1846-49
Marion Sims conducts surgical experiments on as many as 11 (slave) patients residing at his clinic in Montgomery, AL in search for surgical cure of vesico-vaginal fistula. (Obstetric fistulas resulted from obstructed labor, misshapen pelvis resulting from poor nutrition or rickets; use of pessaries, etc. [Schwartz, 234-236]). Sims’ innovations included development of duckbilled speculum, the sigmoid catheter (to drain off urine while the surgical wound healed), and silver suture (McGregor, 47-54; Schwartz, 237-240). The ultimate benefit of using infection-resistant silver sutures was counterbalanced by the “savage medical abuse” to which he subjected his original 11 slave subjects, with the first, Anarcha, receiving 30 surgeries over the 4-year period. The fact that the surgical benefits of his discovery were unfairly distributed was a violation of distributive justice: “One danger of violating distribute justice is that this tends to perpetuate social inequality , and this is exactly what has happened with vesicovaginal fistula” (Washington, 100).

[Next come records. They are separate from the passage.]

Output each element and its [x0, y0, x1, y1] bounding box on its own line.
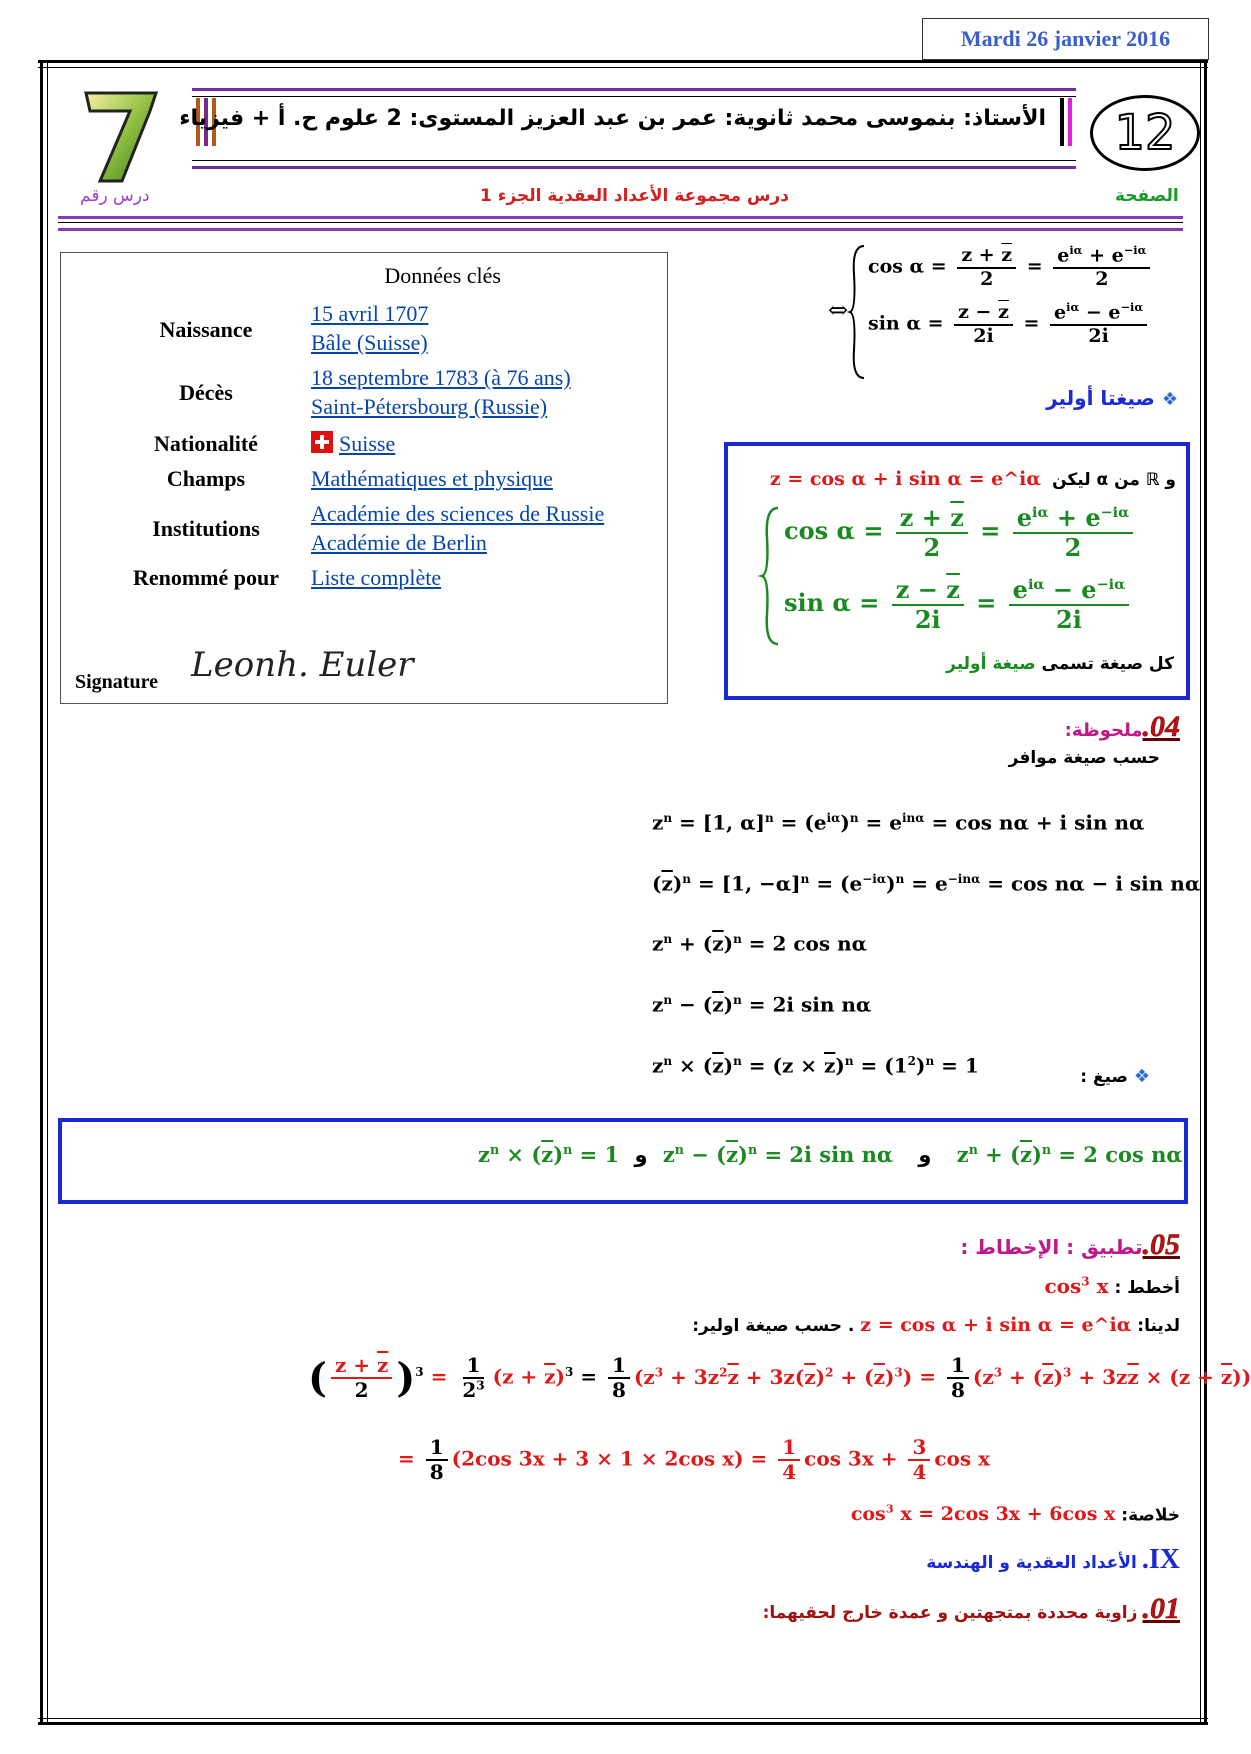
page-number-badge: 12 [1090, 95, 1200, 171]
frame-top-line [38, 60, 1208, 63]
linearization-line-2: = $\frac{1}{8}$ (2cos 3x + 3 × 1 × 2cos x) = $\frac{1}{4}$ cos 3x + $\frac{3}{4}$ cos x [398, 1435, 991, 1484]
box-sin-formula: sin α = $\frac{z - \overline{z}}{2i}$ = $\frac{e^{i\alpha} - e^{-i\alpha}}{2i}$ [784, 576, 1133, 633]
application-number: 05. [1142, 1228, 1180, 1261]
swiss-flag-icon [311, 431, 333, 453]
formula-line-3: $z^n + (\overline{z})^n = 2$ cos nα [652, 931, 868, 956]
teacher-info: الأستاذ: بنموسى محمد ثانوية: عمر بن عبد العزيز المستوى: 2 علوم ح. أ + فيزياء [179, 106, 1046, 131]
lesson-title: درس مجموعة الأعداد العقدية الجزء 1 [480, 186, 789, 206]
death-place-link[interactable]: Saint-Pétersbourg (Russie) [311, 394, 548, 419]
death-date-link[interactable]: 18 septembre 1783 (à 76 ans) [311, 365, 571, 390]
given-expression: z = cos α + i sin α = e^iα [860, 1314, 1132, 1336]
note-number: 04. [1142, 710, 1180, 743]
given-tail: . حسب صيغة اولير: [692, 1316, 855, 1336]
label-deces: Décès [179, 380, 233, 405]
summary-formulas: $z^n \times (\overline{z})^n = 1$ و $z^n - (\overline{z})^n = 2i$ sin nα و $z^n + (\overline{z})^n = 2$ cos nα [478, 1142, 1183, 1167]
fields-link[interactable]: Mathématiques et physique [311, 466, 553, 491]
value-renomme [311, 563, 441, 592]
subsection-title: زاوية محددة بمتجهتين و عمدة خارج لحقيهما: [762, 1603, 1138, 1623]
conclusion-expression: $\cos^3 x = 2\cos$ 3x + 6cos x [850, 1502, 1116, 1526]
section-ix-number: IX. [1141, 1544, 1180, 1575]
lesson-number-label: درس رقم [80, 186, 150, 206]
date-label: Mardi 26 janvier 2016 [922, 18, 1209, 60]
bullet-diamond-icon-2: ❖ [1133, 1066, 1150, 1087]
frame-top-line-thin [38, 67, 1208, 68]
label-champs: Champs [166, 466, 246, 491]
equivalence-arrow-icon: ⇔ [828, 296, 849, 324]
value-institutions [311, 499, 604, 557]
formula-line-5: $z^n \times (\overline{z})^n = (z \times \overline{z})^n = (1^2)^n = 1$ [652, 1053, 979, 1078]
given-label: لدينا: [1137, 1316, 1180, 1336]
value-naissance [311, 299, 428, 357]
subsection-number: 01. [1142, 1592, 1180, 1625]
euler-heading-row [1046, 386, 1178, 410]
lesson-number-graphic [80, 85, 160, 185]
euler-infobox [60, 252, 668, 704]
bullet-diamond-icon: ❖ [1161, 389, 1178, 410]
birth-place-link[interactable]: Bâle (Suisse) [311, 330, 428, 355]
institution-link-1[interactable]: Académie des sciences de Russie [311, 501, 605, 526]
conclusion-label: خلاصة: [1121, 1505, 1180, 1526]
section-ix-title: الأعداد العقدية و الهندسة [926, 1553, 1137, 1573]
summary-formula-box [58, 1118, 1188, 1204]
value-deces [311, 363, 571, 421]
label-renomme: Renommé pour [132, 565, 280, 590]
label-nationalite: Nationalité [154, 431, 258, 456]
frame-right-line [1204, 62, 1207, 1722]
frame-left-line [40, 62, 43, 1722]
formula-line-2: $(\overline{z})^n = [1$, $-\alpha]^n = (e^{-i\alpha})^n = e^{-in\alpha} = \cos n\alpha - i$ sin nα [652, 871, 1201, 896]
box-cos-formula: cos α = $\frac{z + \overline{z}}{2}$ = $\frac{e^{i\alpha} + e^{-i\alpha}}{2}$ [784, 504, 1137, 561]
box-caption-highlight: صيغة أولير [946, 654, 1036, 674]
task-label: أخطط : [1114, 1278, 1180, 1298]
nationality-link[interactable]: Suisse [339, 431, 396, 456]
label-naissance: Naissance [159, 317, 253, 342]
header-bar [179, 88, 1076, 174]
infobox-title: Données clés [384, 263, 501, 288]
euler-heading: صيغتا أولير [1046, 386, 1155, 410]
note-intro: حسب صيغة موافر [1008, 748, 1160, 768]
euler-formula-box [724, 442, 1190, 700]
euler-formulas-top: cos α = $\frac{z + \overline{z}}{2}$ = $\frac{e^{i\alpha} + e^{-i\alpha}}{2}$ sin α = $\frac{z - \overline{z}}{2i}$ = $\frac{e^{i\alpha} - e^{-i\alpha}}{2i}$ [868, 244, 1154, 348]
linearization-line-1: ( $\frac{z + \overline{z}}{2}$ )$^3$ = $\frac{1}{2^3}$ $(z + \overline{z})^3$ = $\frac{1}{8}$ $(z^3 + 3z^2\overline{z} + 3z(\overline{z})^2 + (\overline{z})^3)$ = $\frac{1}{8}$ $(z^3 + (\overline{z})^3 + 3z\overline{z} \times (z + \overline{z}))$ [308, 1353, 1251, 1402]
divider-line-thin [58, 222, 1183, 223]
divider-line-2 [58, 228, 1183, 231]
task-expression: $\cos^3 x$ [1044, 1274, 1109, 1298]
box-intro: ليكن α من ℝ و [1052, 470, 1176, 490]
svg-text:Leonh. Euler: Leonh. Euler [191, 645, 414, 685]
frame-left-line-thin [47, 62, 48, 1722]
formula-line-4: $z^n - (\overline{z})^n = 2i$ sin nα [652, 992, 872, 1017]
note-label: ملحوظة: [1064, 720, 1143, 741]
birth-date-link[interactable]: 15 avril 1707 [311, 301, 429, 326]
frame-bottom-line-thin [38, 1718, 1208, 1719]
label-institutions: Institutions [152, 516, 260, 541]
frame-bottom-line [38, 1722, 1208, 1725]
institution-link-2[interactable]: Académie de Berlin [311, 530, 487, 555]
application-label: تطبيق : الإخطاط : [960, 1235, 1143, 1259]
value-champs [311, 464, 553, 493]
known-for-link[interactable]: Liste complète [311, 565, 442, 590]
signature-label: Signature [75, 671, 158, 693]
page-label: الصفحة [1115, 186, 1179, 206]
formulas-heading: صيغ : [1080, 1067, 1128, 1087]
demoivre-derivations [652, 790, 1200, 1093]
divider-line [58, 216, 1183, 219]
signature-image [181, 638, 511, 702]
formula-line-1: $z^n = [1$, $\alpha]^n = (e^{i\alpha})^n = e^{in\alpha} = \cos n\alpha + i$ sin nα [652, 810, 1145, 835]
value-nationalite [311, 429, 395, 458]
box-caption: كل صيغة تسمى [1041, 654, 1174, 674]
box-main-formula: z = cos α + i sin α = e^iα [769, 468, 1041, 490]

“He never felt the need to anesthetize his black patients in Montgomery. White women with vesico-vaginal fistulas who came to Sims in 1849, to have what finally had become viable surgical therapy, were unable to withstand the same operation without anesthesia. Through his medical career Sims maintained a class-bound [actually a racist] prescription for the use of anesthesia with an unspoken premise that those women in the wealthy tier were by far the most vulnerable to pain” (51; cf. Schwartz, 231; Washington, 94 -96, ). “Imprisonment” was Sims’ metaphor for control of his enslaved experimental subjects. He addicted them to morphine, but refused to administer it during his surgeries, giving it only after the surgery to ease recovery (Washington, 95-96).
Sims avoided writing about his reliance on slave subjects; in his big article on vesico-vaginal fistula of 1852 he described the slave women “in typically ambiguous and indirect language” (59). . . . Even in his extensive use of woodcuts for illustration, Sims evaded the issues of slavery and race by portraying his patients as white even when they were African America” (60). . . . in retrospect, Sims attributed his four-year preoccupation with perfecting a treatment for vesico-vaginal fistula as a reflection of his concern to find relief for women. He had forgotten his original distaste for treating female disorders and now chose to practice only among the white women of the upper and middle classes” (61). Sims’ former student, Nathan Bozemen, who operated with Sims, improved his technique via his button suture (vs. Sims’ clamp suture) (Schwartz, 240-242). He claimed that fewer than half of Sims’ slave subjects gained relief from the four-years of experimental surgeries (Washington, 97).